Ich lebe, weil ich hasse

Es gab Tage, da war er der Leute bis auf den letzten Zahn überdrüssig, verachtete, ja verabscheute er deren immergleiches Geschwätz, den infantilen Bockgesang, das dümmliche Gehabe, die ganze Kumpanei und den Herdentrieb dazu. Am schlimmsten waren die jungen Weiber, wenn sie im Tram kreischten, lachten, gackerten wie die Hühner, Abziehgirls belämmerter TikTok-Videos, als ob es auf der Welt keine Ernsthaftigkeit, als ob es auch nur einen klitzekleinen, einen Wimpernschlag eines Grundes gäbe, sich an irgendetwas zu erfreuen, er wünschte sich sogar, die Welt möge untergehen, die ganze kreischende Bagage in den Abgrund reissen oder noch besser: Ins Weltall katapultieren!


Und die finstere Literatur, die er las und mit der er seine Seele tränkte, welche die Menschheit von ihrer schlimmsten Seite vorführte, Literatur, nach der Auschwitz nichts Ausserordentliches, sondern eine im Menschen angelegte Selbstverständlichkeit war, die Gaskammer im Handgepäck sozusagen, eine willenlose Masse blökender Schafe, sie nährte seinen Hass, schärfte den Blick für die Verkommenheit der Menschen, die dasassen, ohne Hirn, vollkommen verblödet am Tropf ihres Mobiltelefons.

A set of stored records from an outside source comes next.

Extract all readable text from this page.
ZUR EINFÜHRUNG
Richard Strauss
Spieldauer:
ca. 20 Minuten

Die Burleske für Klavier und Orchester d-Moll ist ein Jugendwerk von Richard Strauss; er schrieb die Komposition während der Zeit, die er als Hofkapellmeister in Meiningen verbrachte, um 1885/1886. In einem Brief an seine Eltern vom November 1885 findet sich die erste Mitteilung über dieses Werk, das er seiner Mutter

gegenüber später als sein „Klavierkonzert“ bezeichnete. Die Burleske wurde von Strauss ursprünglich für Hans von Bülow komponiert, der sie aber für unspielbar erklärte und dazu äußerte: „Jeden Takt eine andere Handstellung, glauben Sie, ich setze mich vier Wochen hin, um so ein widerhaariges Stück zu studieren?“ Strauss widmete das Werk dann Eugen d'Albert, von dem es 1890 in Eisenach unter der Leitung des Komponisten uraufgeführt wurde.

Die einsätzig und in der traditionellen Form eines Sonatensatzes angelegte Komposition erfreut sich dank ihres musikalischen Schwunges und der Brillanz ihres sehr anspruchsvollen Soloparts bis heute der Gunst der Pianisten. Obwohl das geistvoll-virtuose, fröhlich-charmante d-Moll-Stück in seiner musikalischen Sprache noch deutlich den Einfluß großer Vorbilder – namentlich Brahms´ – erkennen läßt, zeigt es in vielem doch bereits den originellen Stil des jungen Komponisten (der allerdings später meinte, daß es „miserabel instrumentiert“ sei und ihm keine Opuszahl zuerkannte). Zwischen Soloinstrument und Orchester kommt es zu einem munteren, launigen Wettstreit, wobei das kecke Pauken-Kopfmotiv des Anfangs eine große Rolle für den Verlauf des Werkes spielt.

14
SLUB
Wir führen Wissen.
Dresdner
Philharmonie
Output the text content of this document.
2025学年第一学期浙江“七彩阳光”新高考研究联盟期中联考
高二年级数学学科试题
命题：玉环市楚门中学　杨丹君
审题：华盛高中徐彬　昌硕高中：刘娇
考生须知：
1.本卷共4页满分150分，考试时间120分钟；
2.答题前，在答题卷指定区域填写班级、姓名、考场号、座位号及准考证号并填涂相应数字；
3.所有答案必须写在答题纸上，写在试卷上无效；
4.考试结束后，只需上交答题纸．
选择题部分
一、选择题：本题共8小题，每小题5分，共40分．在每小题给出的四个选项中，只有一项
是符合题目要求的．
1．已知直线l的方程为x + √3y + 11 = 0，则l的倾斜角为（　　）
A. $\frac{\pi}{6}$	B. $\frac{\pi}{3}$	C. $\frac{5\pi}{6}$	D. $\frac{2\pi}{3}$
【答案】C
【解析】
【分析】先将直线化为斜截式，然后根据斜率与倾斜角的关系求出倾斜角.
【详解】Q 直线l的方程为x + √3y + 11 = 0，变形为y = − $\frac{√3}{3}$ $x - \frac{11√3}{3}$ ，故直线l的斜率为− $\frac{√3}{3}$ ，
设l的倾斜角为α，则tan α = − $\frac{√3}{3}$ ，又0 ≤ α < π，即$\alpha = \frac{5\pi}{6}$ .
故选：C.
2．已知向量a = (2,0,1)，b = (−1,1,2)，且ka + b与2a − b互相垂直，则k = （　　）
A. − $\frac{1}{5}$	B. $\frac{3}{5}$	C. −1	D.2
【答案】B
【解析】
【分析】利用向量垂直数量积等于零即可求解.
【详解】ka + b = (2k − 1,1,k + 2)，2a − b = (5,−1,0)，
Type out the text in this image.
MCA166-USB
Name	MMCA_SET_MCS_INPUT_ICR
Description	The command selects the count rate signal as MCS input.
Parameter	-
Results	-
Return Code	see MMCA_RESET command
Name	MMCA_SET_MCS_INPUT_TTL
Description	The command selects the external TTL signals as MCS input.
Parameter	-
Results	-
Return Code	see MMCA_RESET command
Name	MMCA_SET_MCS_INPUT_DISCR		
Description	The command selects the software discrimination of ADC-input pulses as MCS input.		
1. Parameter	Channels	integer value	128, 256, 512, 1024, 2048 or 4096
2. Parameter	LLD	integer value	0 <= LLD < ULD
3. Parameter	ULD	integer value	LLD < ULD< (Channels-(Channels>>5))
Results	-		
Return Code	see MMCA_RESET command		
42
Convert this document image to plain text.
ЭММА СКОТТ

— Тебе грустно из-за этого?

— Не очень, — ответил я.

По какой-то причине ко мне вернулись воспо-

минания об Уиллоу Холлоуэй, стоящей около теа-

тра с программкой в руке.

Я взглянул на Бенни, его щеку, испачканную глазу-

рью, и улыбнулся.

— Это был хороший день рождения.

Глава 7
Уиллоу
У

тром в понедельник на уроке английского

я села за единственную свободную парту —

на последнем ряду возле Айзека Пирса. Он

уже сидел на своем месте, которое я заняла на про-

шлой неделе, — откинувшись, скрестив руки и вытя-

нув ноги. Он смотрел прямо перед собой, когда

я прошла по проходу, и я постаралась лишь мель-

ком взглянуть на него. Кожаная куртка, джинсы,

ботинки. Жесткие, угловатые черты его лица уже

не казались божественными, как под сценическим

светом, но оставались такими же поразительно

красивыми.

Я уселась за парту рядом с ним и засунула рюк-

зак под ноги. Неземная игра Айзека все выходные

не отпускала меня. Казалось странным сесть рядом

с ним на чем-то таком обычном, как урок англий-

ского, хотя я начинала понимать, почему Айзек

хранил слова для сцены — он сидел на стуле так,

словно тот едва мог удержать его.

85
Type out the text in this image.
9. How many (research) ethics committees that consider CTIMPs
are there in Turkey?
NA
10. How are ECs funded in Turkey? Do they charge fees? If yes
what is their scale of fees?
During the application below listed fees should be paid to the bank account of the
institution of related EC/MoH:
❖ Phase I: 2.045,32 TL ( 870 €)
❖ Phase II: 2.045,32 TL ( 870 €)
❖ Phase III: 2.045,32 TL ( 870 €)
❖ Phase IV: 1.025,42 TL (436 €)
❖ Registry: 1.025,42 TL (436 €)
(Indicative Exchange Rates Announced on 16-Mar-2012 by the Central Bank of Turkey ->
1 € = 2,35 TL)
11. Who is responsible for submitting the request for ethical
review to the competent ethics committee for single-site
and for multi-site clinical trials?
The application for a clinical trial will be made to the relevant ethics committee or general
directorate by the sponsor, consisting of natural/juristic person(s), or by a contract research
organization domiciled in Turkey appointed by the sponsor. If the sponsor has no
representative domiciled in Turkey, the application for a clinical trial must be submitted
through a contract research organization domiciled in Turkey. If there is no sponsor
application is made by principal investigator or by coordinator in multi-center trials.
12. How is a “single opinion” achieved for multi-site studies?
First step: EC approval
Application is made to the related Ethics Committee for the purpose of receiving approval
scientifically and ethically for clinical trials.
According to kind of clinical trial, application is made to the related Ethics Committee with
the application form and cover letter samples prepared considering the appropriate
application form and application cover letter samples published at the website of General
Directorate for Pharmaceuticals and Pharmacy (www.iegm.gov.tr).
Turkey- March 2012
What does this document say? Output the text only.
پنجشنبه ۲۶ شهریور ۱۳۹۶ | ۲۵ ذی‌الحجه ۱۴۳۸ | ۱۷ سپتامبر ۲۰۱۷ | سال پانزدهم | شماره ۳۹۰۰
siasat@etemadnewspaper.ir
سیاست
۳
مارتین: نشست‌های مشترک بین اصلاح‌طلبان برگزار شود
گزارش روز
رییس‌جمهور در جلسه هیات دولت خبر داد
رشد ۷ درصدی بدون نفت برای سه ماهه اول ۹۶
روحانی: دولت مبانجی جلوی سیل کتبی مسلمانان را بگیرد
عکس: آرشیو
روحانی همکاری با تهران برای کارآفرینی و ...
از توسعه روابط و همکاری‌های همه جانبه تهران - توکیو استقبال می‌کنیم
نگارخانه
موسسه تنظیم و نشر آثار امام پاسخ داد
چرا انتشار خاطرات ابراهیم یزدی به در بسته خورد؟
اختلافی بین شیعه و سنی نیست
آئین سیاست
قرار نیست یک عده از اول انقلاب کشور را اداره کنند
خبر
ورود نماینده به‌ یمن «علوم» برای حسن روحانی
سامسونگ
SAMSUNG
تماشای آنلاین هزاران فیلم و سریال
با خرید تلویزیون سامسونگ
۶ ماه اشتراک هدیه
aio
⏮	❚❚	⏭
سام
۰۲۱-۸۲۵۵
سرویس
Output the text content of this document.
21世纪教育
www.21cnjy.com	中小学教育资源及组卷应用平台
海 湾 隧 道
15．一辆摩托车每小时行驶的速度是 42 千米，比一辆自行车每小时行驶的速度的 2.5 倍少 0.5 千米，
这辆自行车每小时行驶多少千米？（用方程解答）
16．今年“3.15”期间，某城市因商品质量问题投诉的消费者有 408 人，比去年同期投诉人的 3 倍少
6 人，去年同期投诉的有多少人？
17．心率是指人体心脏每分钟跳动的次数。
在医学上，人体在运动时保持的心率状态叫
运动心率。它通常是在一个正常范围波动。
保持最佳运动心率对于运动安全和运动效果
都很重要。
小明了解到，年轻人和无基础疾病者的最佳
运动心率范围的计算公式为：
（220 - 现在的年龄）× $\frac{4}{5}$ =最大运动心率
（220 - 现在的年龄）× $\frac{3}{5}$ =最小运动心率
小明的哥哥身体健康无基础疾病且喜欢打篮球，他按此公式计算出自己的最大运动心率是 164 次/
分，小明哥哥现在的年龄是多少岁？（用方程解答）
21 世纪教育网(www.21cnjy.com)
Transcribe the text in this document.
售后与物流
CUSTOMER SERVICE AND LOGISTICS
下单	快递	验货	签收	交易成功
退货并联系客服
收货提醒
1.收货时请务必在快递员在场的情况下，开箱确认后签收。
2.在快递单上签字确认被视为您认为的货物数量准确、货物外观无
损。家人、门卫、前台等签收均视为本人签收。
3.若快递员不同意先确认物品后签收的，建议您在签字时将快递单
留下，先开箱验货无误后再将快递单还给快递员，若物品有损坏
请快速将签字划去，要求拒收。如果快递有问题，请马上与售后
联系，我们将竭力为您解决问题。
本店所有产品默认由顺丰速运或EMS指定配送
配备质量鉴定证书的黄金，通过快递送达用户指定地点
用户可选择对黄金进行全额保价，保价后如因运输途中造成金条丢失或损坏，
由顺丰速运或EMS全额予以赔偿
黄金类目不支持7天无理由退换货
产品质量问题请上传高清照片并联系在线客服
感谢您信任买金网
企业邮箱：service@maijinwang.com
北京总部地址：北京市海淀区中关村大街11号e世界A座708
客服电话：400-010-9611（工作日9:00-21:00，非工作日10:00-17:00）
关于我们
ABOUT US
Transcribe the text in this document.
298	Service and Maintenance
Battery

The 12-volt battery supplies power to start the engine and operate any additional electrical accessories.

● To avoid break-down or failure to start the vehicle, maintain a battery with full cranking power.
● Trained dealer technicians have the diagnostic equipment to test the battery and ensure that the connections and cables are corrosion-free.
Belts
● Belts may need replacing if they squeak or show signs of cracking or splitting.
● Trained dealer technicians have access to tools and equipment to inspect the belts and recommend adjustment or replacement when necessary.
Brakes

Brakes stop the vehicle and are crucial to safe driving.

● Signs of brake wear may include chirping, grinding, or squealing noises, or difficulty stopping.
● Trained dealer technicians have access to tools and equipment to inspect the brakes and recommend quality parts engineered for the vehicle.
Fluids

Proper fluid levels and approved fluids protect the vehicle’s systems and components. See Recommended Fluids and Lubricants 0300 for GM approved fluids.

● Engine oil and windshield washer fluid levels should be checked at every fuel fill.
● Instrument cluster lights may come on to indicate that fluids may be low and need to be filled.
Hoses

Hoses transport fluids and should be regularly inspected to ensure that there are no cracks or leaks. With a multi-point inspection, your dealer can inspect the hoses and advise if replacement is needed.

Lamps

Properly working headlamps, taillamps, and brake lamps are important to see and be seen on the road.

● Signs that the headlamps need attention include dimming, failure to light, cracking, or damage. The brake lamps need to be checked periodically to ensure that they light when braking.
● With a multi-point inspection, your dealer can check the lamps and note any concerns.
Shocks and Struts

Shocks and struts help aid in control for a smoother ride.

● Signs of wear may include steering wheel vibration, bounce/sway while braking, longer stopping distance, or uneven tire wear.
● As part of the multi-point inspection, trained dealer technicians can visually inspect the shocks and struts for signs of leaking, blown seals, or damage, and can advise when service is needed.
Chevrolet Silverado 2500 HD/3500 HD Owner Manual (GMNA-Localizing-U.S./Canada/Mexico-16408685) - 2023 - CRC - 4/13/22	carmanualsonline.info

Besonders bockig stiess er jenen vor den Kopf, die es wagten, ihm mit Freundlichkeit auf den Nerv zu treten, Infantilsten, die noch nicht begriffen hatten, das es auf dieser Welt nichts zu lachen gab, strafte er mit bösem Blick, spritze mit Gift, Galle und Fäkalien. Freundlichkeit und Munterkeit. Ein Schlag in den Bauch.


Er war ein Misanthrop geworden, das stand ausser Frage. Hätte er sich früher, als er noch Phasen dümmlicher Hoffnung erlebte, sich sogar nach einer Liebesbeziehung sehnte, für seine Bösartigkeit geschämt, zehrte er jetzt die ganze Lebenskraft aus dem Hass, den er für die Leute, die Zivilisation, ja überhaupt das ganze Tamtam empfand: Die Mitgliedschaft in einem Chor hatte er nur deshalb nicht gekündigt, weil er einen Kitzel dabei empfand, wenn die Dirigentin unzufrieden, die Stimmung im Keller war, und jedem das Lachen verging. Dann fühlte er sich auf eine Weise verbunden mit ihr: Sie wollte Musik, keine Menschen. In der Pause dagegen, wenn die Leute gackerten, versteckte er sich auf der Toilette.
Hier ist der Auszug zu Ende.